C’est au terme de cette démarche souterraine, comme un plat cuit à petit feu, dans la marmite malléable de la constitution, que Béji Caïd Essebsi a réussi son coup du gouvernement « d’union nationale ». Un façon de faire le nettoyage avant le maquillage (plus au sens esthétique ici qu’au sens politique), ou de faire le déblaiement avant de commencer le bâtiment. M. Jaziri peut déclarer alors que l’idée venait d’Ennahdha et que le Président a juste eu l’opportunité de la réaliser. C’est là un autre débat qui n’est ni de notre propos ni de circonstance.

L’essentiel est que ce gouvernement d’union nationale est bien en place, avec l’appui d’une majorité politique très confortable, même si cette majorité souligne son droit de réserve, au moindre manquement à l’accord de base.
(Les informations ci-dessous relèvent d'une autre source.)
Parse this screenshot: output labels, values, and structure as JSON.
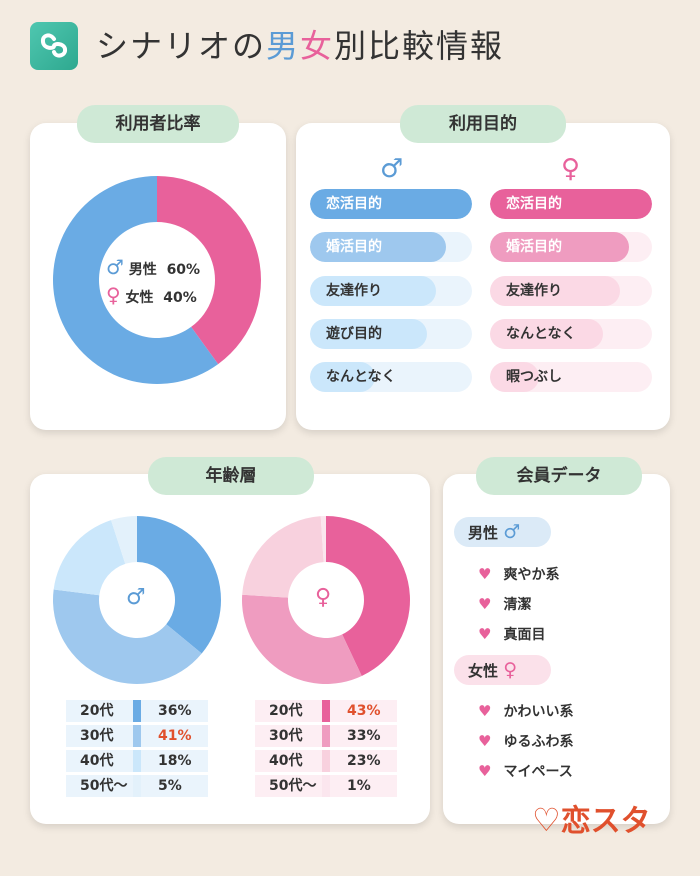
{
  "header": {
    "title_pre": "シナリオの",
    "title_male": "男",
    "title_female": "女",
    "title_post": "別比較情報"
  },
  "icons": {
    "male": "♂",
    "female": "♀",
    "heart": "♥"
  },
  "colors": {
    "male": "#5b9bd5",
    "female": "#e8619b",
    "pill": "#cfe9d6",
    "background": "#f3ebe1"
  },
  "ratio": {
    "title": "利用者比率",
    "male_label": "男性",
    "male_value": "60%",
    "female_label": "女性",
    "female_value": "40%"
  },
  "purpose": {
    "title": "利用目的",
    "male": [
      {
        "label": "恋活目的",
        "level": 1.0
      },
      {
        "label": "婚活目的",
        "level": 0.84
      },
      {
        "label": "友達作り",
        "level": 0.78
      },
      {
        "label": "遊び目的",
        "level": 0.72
      },
      {
        "label": "なんとなく",
        "level": 0.4
      }
    ],
    "female": [
      {
        "label": "恋活目的",
        "level": 1.0
      },
      {
        "label": "婚活目的",
        "level": 0.86
      },
      {
        "label": "友達作り",
        "level": 0.8
      },
      {
        "label": "なんとなく",
        "level": 0.7
      },
      {
        "label": "暇つぶし",
        "level": 0.3
      }
    ]
  },
  "age": {
    "title": "年齢層",
    "male_rows": [
      {
        "age": "20代",
        "pct": "36%",
        "highlight": false
      },
      {
        "age": "30代",
        "pct": "41%",
        "highlight": true
      },
      {
        "age": "40代",
        "pct": "18%",
        "highlight": false
      },
      {
        "age": "50代～",
        "pct": "5%",
        "highlight": false
      }
    ],
    "female_rows": [
      {
        "age": "20代",
        "pct": "43%",
        "highlight": true
      },
      {
        "age": "30代",
        "pct": "33%",
        "highlight": false
      },
      {
        "age": "40代",
        "pct": "23%",
        "highlight": false
      },
      {
        "age": "50代～",
        "pct": "1%",
        "highlight": false
      }
    ]
  },
  "members": {
    "title": "会員データ",
    "male_label": "男性",
    "male_items": [
      "爽やか系",
      "清潔",
      "真面目"
    ],
    "female_label": "女性",
    "female_items": [
      "かわいい系",
      "ゆるふわ系",
      "マイペース"
    ]
  },
  "brand": {
    "name": "恋スタ"
  },
  "chart_data": [
    {
      "type": "pie",
      "title": "利用者比率",
      "categories": [
        "男性",
        "女性"
      ],
      "values": [
        60,
        40
      ],
      "colors": [
        "#6aabe4",
        "#e8619b"
      ]
    },
    {
      "type": "bar",
      "title": "利用目的",
      "series": [
        {
          "name": "男性",
          "categories": [
            "恋活目的",
            "婚活目的",
            "友達作り",
            "遊び目的",
            "なんとなく"
          ],
          "values": [
            1.0,
            0.84,
            0.78,
            0.72,
            0.4
          ]
        },
        {
          "name": "女性",
          "categories": [
            "恋活目的",
            "婚活目的",
            "友達作り",
            "なんとなく",
            "暇つぶし"
          ],
          "values": [
            1.0,
            0.86,
            0.8,
            0.7,
            0.3
          ]
        }
      ]
    },
    {
      "type": "pie",
      "title": "年齢層",
      "series": [
        {
          "name": "男性",
          "categories": [
            "20代",
            "30代",
            "40代",
            "50代～"
          ],
          "values": [
            36,
            41,
            18,
            5
          ],
          "colors": [
            "#6aabe4",
            "#9ec8ee",
            "#cbe7fb",
            "#e3f1fb"
          ]
        },
        {
          "name": "女性",
          "categories": [
            "20代",
            "30代",
            "40代",
            "50代～"
          ],
          "values": [
            43,
            33,
            23,
            1
          ],
          "colors": [
            "#e8619b",
            "#ef9cc0",
            "#f8d1de",
            "#fbe6ee"
          ]
        }
      ]
    }
  ]
}
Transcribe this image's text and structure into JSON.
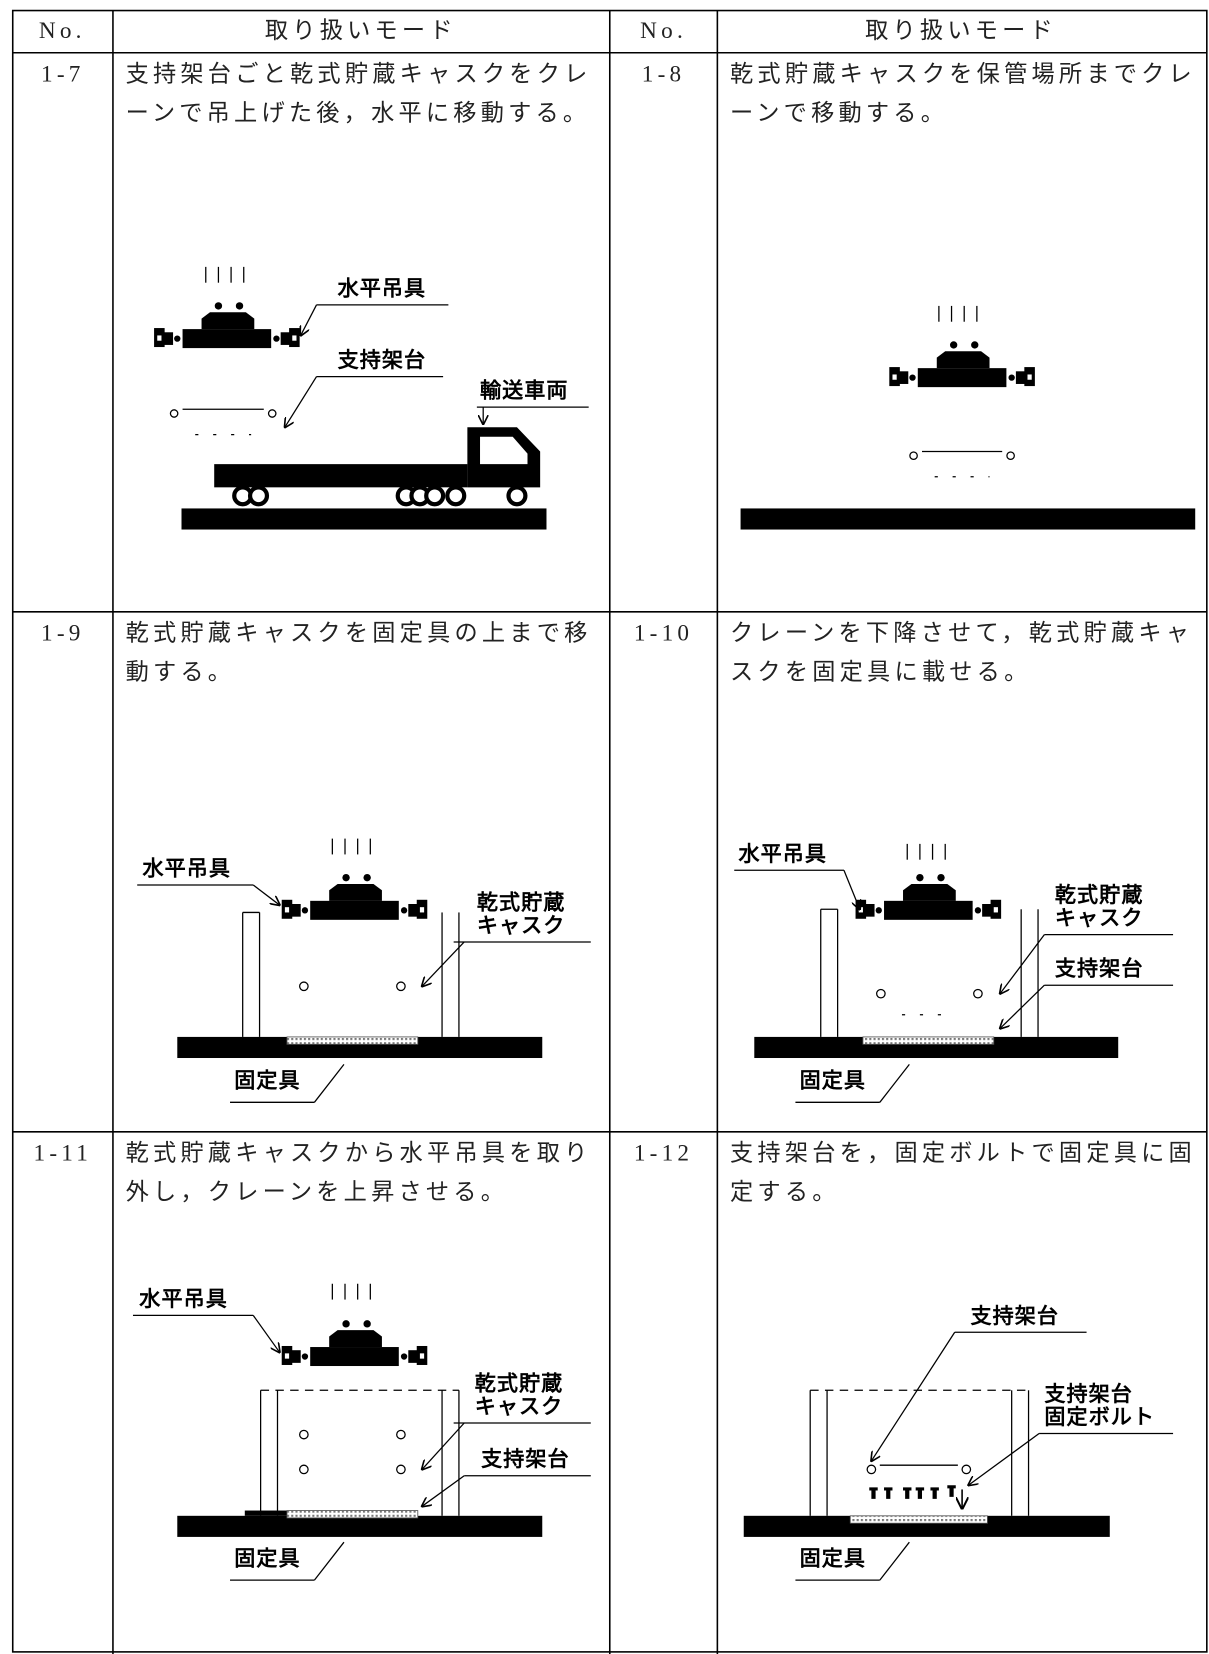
{
  "header": {
    "no": "No.",
    "mode": "取り扱いモード"
  },
  "cells": [
    {
      "no": "1-7",
      "text": [
        "支持架台ごと乾式貯蔵キャスクをクレ",
        "ーンで吊上げた後，水平に移動する。"
      ],
      "labels": [
        [
          "水平吊具"
        ],
        [
          "支持架台"
        ],
        [
          "輸送車両"
        ]
      ]
    },
    {
      "no": "1-8",
      "text": [
        "乾式貯蔵キャスクを保管場所までクレ",
        "ーンで移動する。"
      ],
      "labels": []
    },
    {
      "no": "1-9",
      "text": [
        "乾式貯蔵キャスクを固定具の上まで移",
        "動する。"
      ],
      "labels": [
        [
          "水平吊具"
        ],
        [
          "乾式貯蔵",
          "キャスク"
        ],
        [
          "固定具"
        ]
      ]
    },
    {
      "no": "1-10",
      "text": [
        "クレーンを下降させて，乾式貯蔵キャ",
        "スクを固定具に載せる。"
      ],
      "labels": [
        [
          "水平吊具"
        ],
        [
          "乾式貯蔵",
          "キャスク"
        ],
        [
          "支持架台"
        ],
        [
          "固定具"
        ]
      ]
    },
    {
      "no": "1-11",
      "text": [
        "乾式貯蔵キャスクから水平吊具を取り",
        "外し，クレーンを上昇させる。"
      ],
      "labels": [
        [
          "水平吊具"
        ],
        [
          "乾式貯蔵",
          "キャスク"
        ],
        [
          "支持架台"
        ],
        [
          "固定具"
        ]
      ]
    },
    {
      "no": "1-12",
      "text": [
        "支持架台を，固定ボルトで固定具に固",
        "定する。"
      ],
      "labels": [
        [
          "支持架台"
        ],
        [
          "支持架台",
          "固定ボルト"
        ],
        [
          "固定具"
        ]
      ]
    }
  ]
}
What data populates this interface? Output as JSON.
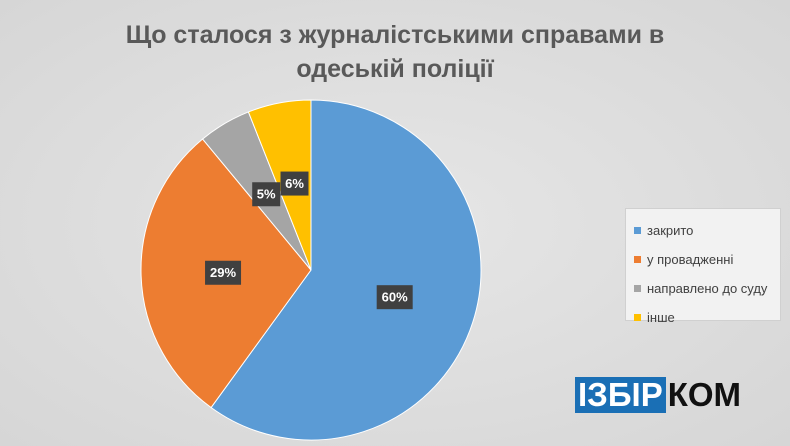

Il a pour lui la fraîcheur intellectuelle de son chef et la jeunesse volontaire d’un bon nombre de ses membres, pour pallier le manque d’expérience de certains d’entre eux. S’il manifeste sa solidarité d’ensemble et la cohérence de sa vision et de sa démarche, il aura de son côté l’action citoyenne et la responsabilité civile. Sans doute aussi le soutien des « amis » de la Tunisie et les chantres d’une certaine idée de la révolution dans les pays du Sud.

Oui, cet appui peut lui venir des médias aussi, tant leur rôle est important, mais sur une base éthique bien entendue entre le secteur et le gouvernement, dans une complémentarité pour l’intérêt commun qui ne nuit pas aux droits de chacun. Les responsables trop susceptibles et trop narcissiques sont prévenus ; les autres sont des amis dans l’engagement commun pour l’intérêt de la Mère-Patrie.